Old Photograph Boating Pond Cooper Park Elgin Scotland
Old photograph of the boating pond in Cooper Park in Elgin, a former cathedral city and Royal Burgh in Moray, Scotland. The grounds of Grant Lodge, Cooper Park was gifted to the town of Elgin by Colonel George A Cooper for use as a public park. Alterations to the layout of the park were made by architect Marshall Mackenzie in 1902. The opening ceremony took place in August 1903.

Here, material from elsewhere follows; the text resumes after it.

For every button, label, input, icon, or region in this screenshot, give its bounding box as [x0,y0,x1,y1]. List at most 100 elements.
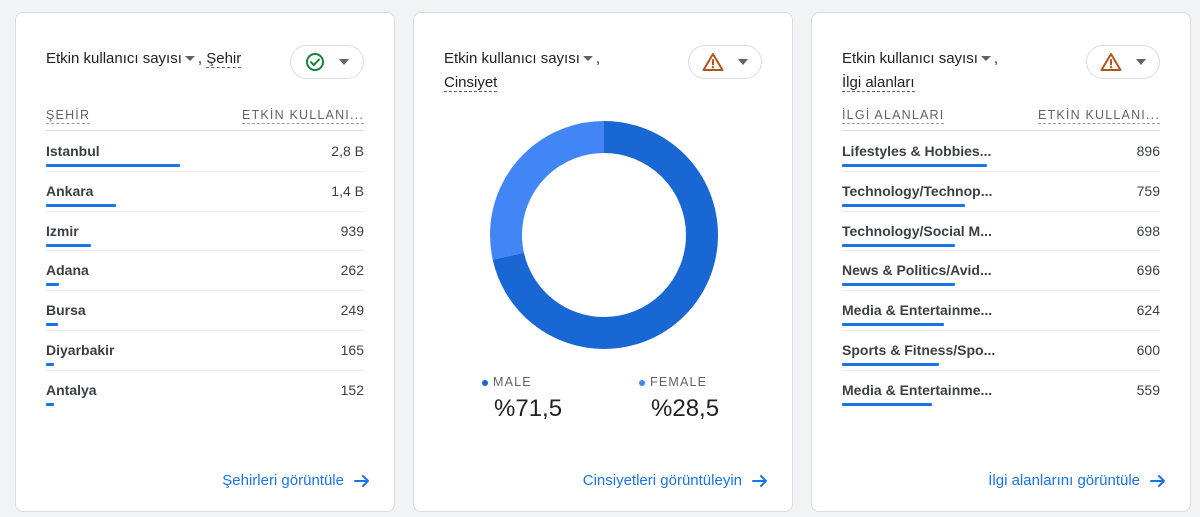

Tour Scotland wee video of old photographs of Elgin, a former cathedral city and Royal Burgh in Moray, Scotland. The town originated to the south of the River Lossie on the higher ground above the floodplain. Elgin is first documented in the Cartulary of Moray in 1190 AD. It was created a Royal Burgh in the 12th century by King David I of Scotland. On 19 July 1224, the foundation stone of the new Elgin Cathedral was ceremoniously laid. The cathedral was completed sometime after 1242 but was completely destroyed by fire in 1270. In the 19th century the old medieval town of Elgin was swept away. The first major addition to the town centre was the Assembly Rooms, built in 1821 by the Trinity Lodge of Freemasons, at the corner of High Street and North Street. The Morayshire Railway was officially opened in ceremonies at Elgin and Lossiemouth on 10 August 1852. William Dunbar was born in 1749 in Thunderton House, Elgin. He was the youngest son of Sir Archibald Dunbar and Anne Bayne Dunbar. In 1763 he attended King's College, Aberdeen, and graduated from there in 1767. He emigrated to America arriving in Philadelphia in April 1771. In 1773 he and a Scottish merchant opened a cotton plantation in Florida and in 1792 opened another plantation in Mississippi. Dunbar became surveyor general in the Natchez area in 1798 and making his first meteorological observations in the Mississippi Valley in 1799. President Thomas Jefferson appointed him and fellow Scot Dr George Hunter to explore the Ouachita River region and travel all the way to the source of the Red River. They set out on 16 October 1804, traveling up the Ouachita River and on to the area of Hot Springs, Arkansas. Dunbar became the first man to give a scientific report of the hot springs, and his journal of the exploration was later published in Documents Relating to the Purchase and Exploration of Louisiana. He died in 1887. Of interest to folks with ancestry, genealogy or Scottish Family Roots in Scotland who may wish to visit one day.